Rails; Two Weeks In; Coming from Django
These aren’t new. I think there is a lot of mutual respect between Rails, and Django. On more then one occasion I have seen Jacob Moss give kudos to some part of rails.
I never thought there was much of a difference. I thought ah, cool, yea if I ever had to I could pickup rails. While, its not been as easy as picking it up, it has been easier then going from QBasic, to assembly.
In a funny turn of events, I feel as if I have made a huge clerical error in not at the bare minimum, jumping in. It left a hole as big as a jumbo jet open in my iron curtain of knowledge. So, to correct that, I have decided to go for a swim. I am going to post my code up on github soon, and the site will be up soon too. I am not sure what I want to call it yet.
Basically the idea, is that I want an instavideo, see instapaper for more context. I think instapaper is just a kick ass way to consume longer reads, and it gives me warm fuzzies inside. When I talk to other people who like instapaper, you can see there eyes light up. Using instapaper in some sense means you are interested in reading, and not just casually. This helps to buffer a larger point about people on the internet still do want to read, but I want to talk about video. Video, right now is as frantic as blogs were a couple years ago.

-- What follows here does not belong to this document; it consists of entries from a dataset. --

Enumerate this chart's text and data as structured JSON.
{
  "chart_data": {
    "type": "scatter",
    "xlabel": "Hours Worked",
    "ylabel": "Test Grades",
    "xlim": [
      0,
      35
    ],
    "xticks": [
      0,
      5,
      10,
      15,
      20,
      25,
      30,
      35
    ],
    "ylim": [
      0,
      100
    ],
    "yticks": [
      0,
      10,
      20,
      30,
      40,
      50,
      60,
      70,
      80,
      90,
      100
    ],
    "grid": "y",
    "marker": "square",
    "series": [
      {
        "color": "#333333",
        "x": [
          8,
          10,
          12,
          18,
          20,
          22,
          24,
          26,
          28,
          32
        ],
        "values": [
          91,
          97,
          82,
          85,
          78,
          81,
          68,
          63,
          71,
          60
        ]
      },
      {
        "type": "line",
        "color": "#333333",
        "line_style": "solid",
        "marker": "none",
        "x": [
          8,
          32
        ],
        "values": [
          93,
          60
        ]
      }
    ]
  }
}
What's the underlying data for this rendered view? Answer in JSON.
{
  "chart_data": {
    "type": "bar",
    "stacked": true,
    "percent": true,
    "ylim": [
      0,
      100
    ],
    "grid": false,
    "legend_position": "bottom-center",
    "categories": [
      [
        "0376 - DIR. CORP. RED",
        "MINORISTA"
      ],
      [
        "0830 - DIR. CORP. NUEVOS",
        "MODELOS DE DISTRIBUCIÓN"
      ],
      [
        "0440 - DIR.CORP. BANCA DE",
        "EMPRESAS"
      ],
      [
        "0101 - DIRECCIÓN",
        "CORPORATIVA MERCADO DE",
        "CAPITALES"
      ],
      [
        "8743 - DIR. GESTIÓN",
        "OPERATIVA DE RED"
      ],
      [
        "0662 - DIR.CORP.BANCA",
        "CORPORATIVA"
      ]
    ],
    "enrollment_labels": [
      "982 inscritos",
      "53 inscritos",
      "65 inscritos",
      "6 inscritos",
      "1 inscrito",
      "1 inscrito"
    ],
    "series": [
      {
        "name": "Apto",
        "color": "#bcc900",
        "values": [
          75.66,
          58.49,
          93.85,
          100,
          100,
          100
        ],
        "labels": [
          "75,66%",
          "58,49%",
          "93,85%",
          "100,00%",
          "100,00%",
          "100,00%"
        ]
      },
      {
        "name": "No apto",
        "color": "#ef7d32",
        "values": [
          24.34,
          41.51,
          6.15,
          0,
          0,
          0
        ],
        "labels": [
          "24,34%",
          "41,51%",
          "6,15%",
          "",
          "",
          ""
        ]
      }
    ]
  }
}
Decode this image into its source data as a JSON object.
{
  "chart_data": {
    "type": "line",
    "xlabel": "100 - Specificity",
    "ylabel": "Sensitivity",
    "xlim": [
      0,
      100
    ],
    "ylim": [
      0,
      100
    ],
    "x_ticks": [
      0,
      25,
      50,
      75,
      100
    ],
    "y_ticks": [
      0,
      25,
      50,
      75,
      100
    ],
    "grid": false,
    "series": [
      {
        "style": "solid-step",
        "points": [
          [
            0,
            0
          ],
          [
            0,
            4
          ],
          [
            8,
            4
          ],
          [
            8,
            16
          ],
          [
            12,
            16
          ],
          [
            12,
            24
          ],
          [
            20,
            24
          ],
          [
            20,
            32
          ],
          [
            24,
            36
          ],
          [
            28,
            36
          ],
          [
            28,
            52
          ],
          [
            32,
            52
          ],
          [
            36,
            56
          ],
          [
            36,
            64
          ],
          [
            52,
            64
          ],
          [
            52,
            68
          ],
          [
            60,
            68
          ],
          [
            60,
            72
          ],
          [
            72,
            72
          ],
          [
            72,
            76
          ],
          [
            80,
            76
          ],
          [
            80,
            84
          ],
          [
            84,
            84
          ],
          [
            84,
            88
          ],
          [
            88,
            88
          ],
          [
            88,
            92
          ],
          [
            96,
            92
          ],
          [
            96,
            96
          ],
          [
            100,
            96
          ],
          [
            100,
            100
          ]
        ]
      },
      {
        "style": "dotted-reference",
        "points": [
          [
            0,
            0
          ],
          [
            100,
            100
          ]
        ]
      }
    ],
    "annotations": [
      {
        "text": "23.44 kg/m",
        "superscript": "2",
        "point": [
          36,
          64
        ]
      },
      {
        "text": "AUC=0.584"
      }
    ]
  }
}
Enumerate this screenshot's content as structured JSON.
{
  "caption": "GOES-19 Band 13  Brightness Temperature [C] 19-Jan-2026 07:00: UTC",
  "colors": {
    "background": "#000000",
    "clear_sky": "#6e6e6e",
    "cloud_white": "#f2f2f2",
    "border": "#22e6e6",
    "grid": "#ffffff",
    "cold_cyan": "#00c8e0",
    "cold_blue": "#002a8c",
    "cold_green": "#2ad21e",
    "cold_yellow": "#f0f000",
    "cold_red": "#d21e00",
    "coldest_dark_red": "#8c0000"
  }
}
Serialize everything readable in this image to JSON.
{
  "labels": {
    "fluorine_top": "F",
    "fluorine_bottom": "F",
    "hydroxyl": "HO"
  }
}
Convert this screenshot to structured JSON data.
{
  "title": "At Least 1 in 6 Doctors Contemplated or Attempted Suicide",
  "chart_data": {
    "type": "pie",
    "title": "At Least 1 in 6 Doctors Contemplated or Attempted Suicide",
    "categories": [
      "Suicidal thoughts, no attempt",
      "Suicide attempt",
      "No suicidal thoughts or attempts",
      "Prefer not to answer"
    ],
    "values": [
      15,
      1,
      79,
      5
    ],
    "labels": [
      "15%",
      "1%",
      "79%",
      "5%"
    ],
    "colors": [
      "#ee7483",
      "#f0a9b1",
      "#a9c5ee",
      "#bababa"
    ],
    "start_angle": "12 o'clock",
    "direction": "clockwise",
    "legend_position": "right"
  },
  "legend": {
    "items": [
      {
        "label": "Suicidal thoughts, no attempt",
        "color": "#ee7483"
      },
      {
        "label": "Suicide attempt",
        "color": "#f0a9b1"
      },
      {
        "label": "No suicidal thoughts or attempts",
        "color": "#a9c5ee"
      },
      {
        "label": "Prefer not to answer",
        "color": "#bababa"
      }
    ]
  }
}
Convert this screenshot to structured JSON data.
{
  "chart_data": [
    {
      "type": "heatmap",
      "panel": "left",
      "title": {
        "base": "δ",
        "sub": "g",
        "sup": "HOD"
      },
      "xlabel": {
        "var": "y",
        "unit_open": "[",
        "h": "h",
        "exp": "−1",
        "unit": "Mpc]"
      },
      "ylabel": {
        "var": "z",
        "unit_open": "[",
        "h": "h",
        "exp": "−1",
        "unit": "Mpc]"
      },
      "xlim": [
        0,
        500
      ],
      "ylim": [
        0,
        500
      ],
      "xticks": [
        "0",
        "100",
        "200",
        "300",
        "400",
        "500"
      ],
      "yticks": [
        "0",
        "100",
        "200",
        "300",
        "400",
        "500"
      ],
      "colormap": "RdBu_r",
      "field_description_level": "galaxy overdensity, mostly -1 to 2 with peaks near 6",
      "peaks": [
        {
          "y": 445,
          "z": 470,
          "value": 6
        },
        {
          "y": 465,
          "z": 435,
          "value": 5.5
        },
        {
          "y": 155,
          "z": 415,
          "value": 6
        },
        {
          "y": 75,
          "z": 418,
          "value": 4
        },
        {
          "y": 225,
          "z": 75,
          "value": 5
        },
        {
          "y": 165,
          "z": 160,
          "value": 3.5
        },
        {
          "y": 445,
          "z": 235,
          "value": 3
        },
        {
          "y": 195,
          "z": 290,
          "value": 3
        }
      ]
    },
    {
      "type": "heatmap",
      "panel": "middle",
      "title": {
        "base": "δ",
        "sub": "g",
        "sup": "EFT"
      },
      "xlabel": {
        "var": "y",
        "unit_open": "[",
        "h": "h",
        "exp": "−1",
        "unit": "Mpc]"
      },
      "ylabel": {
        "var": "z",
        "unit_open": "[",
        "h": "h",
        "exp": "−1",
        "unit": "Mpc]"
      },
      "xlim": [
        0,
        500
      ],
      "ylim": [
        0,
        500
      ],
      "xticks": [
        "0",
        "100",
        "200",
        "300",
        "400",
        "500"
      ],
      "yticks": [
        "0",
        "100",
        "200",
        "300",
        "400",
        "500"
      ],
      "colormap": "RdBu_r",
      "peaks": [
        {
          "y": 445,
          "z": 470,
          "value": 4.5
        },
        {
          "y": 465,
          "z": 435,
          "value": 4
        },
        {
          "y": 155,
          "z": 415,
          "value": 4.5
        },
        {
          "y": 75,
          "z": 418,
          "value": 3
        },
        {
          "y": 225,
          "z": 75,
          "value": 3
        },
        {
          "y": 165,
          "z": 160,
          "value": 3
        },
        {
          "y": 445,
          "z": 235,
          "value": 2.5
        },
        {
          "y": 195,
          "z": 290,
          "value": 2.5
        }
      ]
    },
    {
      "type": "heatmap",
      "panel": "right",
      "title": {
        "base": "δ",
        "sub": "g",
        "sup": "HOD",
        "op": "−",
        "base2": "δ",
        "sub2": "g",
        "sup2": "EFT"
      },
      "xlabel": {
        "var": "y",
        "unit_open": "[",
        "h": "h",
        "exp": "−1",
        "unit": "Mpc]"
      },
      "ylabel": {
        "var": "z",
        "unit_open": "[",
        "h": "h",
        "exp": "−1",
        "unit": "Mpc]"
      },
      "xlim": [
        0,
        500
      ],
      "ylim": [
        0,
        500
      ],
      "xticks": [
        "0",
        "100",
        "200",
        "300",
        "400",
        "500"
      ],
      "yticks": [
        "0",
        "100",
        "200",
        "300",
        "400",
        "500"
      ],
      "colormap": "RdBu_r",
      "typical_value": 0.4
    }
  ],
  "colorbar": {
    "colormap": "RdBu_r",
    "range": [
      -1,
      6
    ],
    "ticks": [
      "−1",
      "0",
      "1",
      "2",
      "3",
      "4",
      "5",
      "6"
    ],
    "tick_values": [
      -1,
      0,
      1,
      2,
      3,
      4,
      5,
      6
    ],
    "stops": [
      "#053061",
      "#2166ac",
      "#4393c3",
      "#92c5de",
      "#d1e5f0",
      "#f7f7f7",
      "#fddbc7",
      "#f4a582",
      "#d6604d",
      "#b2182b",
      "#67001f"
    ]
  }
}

I feel the video world is ready to start seeing well crafted channels of video coming out over the web. There is boxee, kicking the pants off all its competitors, when its not drinking to much and coming into work late. The iPad is has all the big players, rushing html5 video out the door. So, video, is getting ready to bust out, and I need a complement to instapaper.
So, I am building in ruby, its a twofer. Build something I want, and learn something new in the process.
A friend of mine once complained on twitter about how bad the Django Documentation was. I thought he was crazy, but now the script is flipped I wonder if its just a cultural thing. I am going to find out, but right now, the documentation sucks. I am finding hard to dig deep into how the magic works.
That’s another thing, I feel in some sense that Rails, just has a ton of magic baked in. I am assuming that a lot of this magic is due to the power or ruby to be so expressive. I think I just am waiting for that paradigm shift moment, where all of a sudden the light bulb goes off.
Other then that, I am liking the migrations out of the box. Django didn’t have a strong sense for this, things like south came along, but I did what all the other developers did and just wrote my own SQL migrations. When you sort of force the user to think about migrations, then migrations make more sense. Then the notion of rollback becomes as simple as issuing a command. I really like this idea. I hope I don’t find away around migrations, and make sure I flex that muscel as much as possible.
Especially when you start looking at continuous deployment, which is something I am looking at, making sure you can roll everything back becomes super important.